2. The standards should serve as guidelines and there should be complete flexibility so that the pace of industrialization may be maintained or accelerated as far as possible. The global and regional requirements, and also economic conditions, may be kept in view while making statutory provision for the standards to be maintained by each industry. The practice of ‘best practicable means’, as adopted in the United Kingdom, and shifting of standards set by the Environmental Protection Agency of the United States are outstanding examples. 3. Wherever suitable technical know-how is not available, a grace period may be allowed and, in the meantime, suitable know-how may be developed with assistance from the polluting industry on the principle ‘polluter should pay’. Further, as mentioned earlier, certain guidelines with regard to the desirable limits are necessary to know the exact position. 4.

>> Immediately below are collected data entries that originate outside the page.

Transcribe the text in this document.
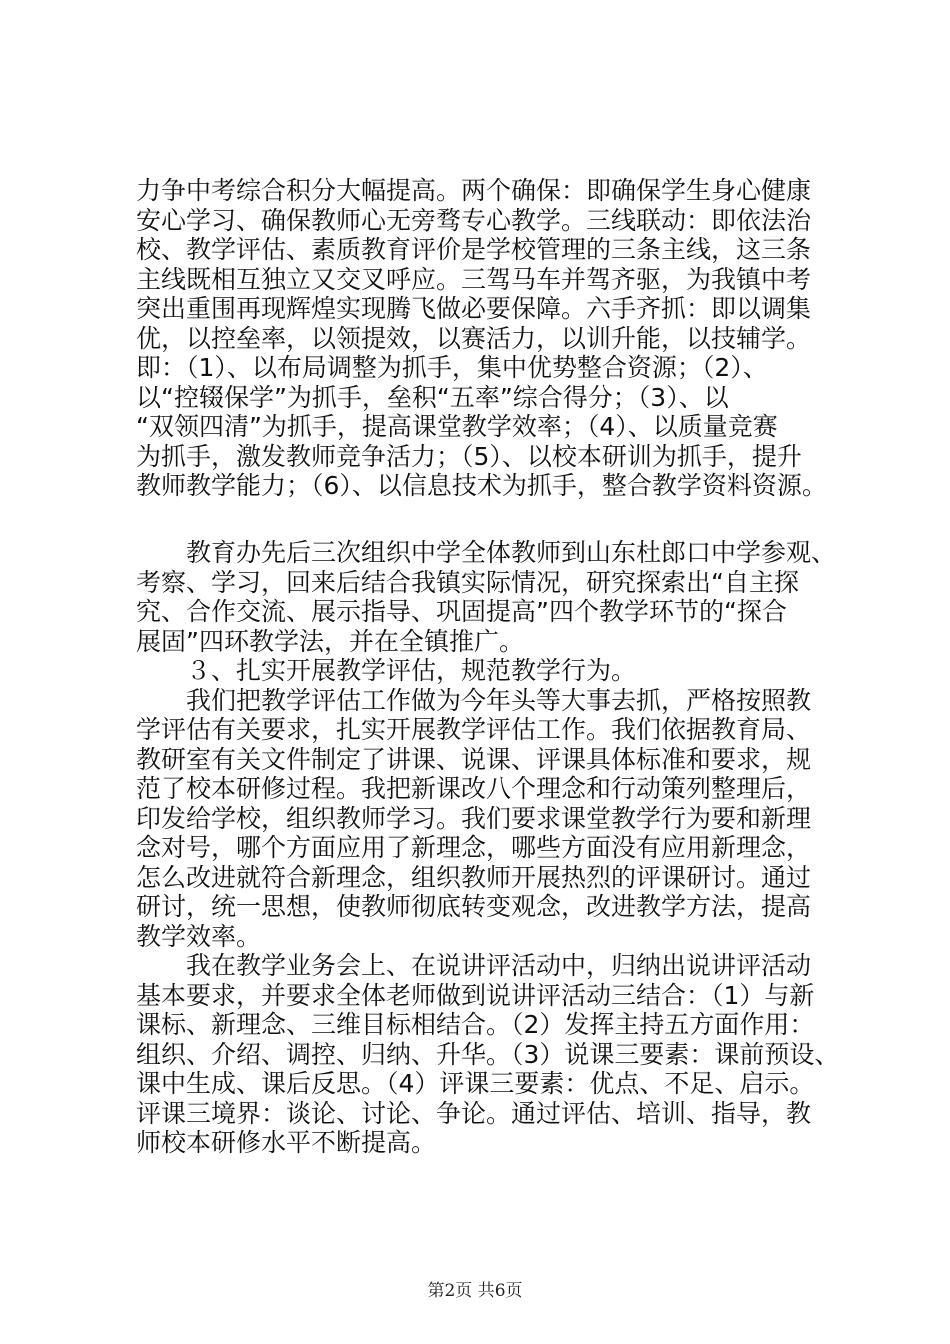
力争中考综合积分大幅提高。两个确保：即确保学生身心健康
安心学习、确保教师心无旁骛专心教学。三线联动：即依法治
校、教学评估、素质教育评价是学校管理的三条主线，这三条
主线既相互独立又交叉呼应。三驾马车并驾齐驱，为我镇中考
突出重围再现辉煌实现腾飞做必要保障。六手齐抓：即以调集
优，以控垒率，以领提效，以赛活力，以训升能，以技辅学。
即：（1）、以布局调整为抓手，集中优势整合资源；（2）、
以“控辍保学”为抓手，垒积“五率”综合得分；（3）、以
“双领四清”为抓手，提高课堂教学效率；（4）、以质量竞赛
为抓手，激发教师竞争活力；（5）、以校本研训为抓手，提升
教师教学能力；（6）、以信息技术为抓手，整合教学资料资源。
　　教育办先后三次组织中学全体教师到山东杜郎口中学参观、
考察、学习，回来后结合我镇实际情况，研究探索出“自主探
究、合作交流、展示指导、巩固提高”四个教学环节的“探合
展固”四环教学法，并在全镇推广。
　　３、扎实开展教学评估，规范教学行为。
　　我们把教学评估工作做为今年头等大事去抓，严格按照教
学评估有关要求，扎实开展教学评估工作。我们依据教育局、
教研室有关文件制定了讲课、说课、评课具体标准和要求，规
范了校本研修过程。我把新课改八个理念和行动策列整理后，
印发给学校，组织教师学习。我们要求课堂教学行为要和新理
念对号，哪个方面应用了新理念，哪些方面没有应用新理念，
怎么改进就符合新理念，组织教师开展热烈的评课研讨。通过
研讨，统一思想，使教师彻底转变观念，改进教学方法，提高
教学效率。
　　我在教学业务会上、在说讲评活动中，归纳出说讲评活动
基本要求，并要求全体老师做到说讲评活动三结合：（1）与新
课标、新理念、三维目标相结合。（2）发挥主持五方面作用：
组织、介绍、调控、归纳、升华。（3）说课三要素：课前预设、
课中生成、课后反思。（4）评课三要素：优点、不足、启示。
评课三境界：谈论、讨论、争论。通过评估、培训、指导，教
师校本研修水平不断提高。
第2页 共6页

As an incentive, tax concessions may be given to those industries which are maintaining the standards, and a suitable penalty may be imposed on those which are well above the prescribed limit, depending upon the degree of deviation from standards prevailing in the industry. Thus, a flexible approach to environmental management, based on standards, should be adopted with, provision for detailed evaluation of technical feasibility and economic viability, jointly by polluters as well as enforcement agencies, so that both have faith in the evaluation, and the systems for effluent treatments, thus finalized, are implemented with full confidence.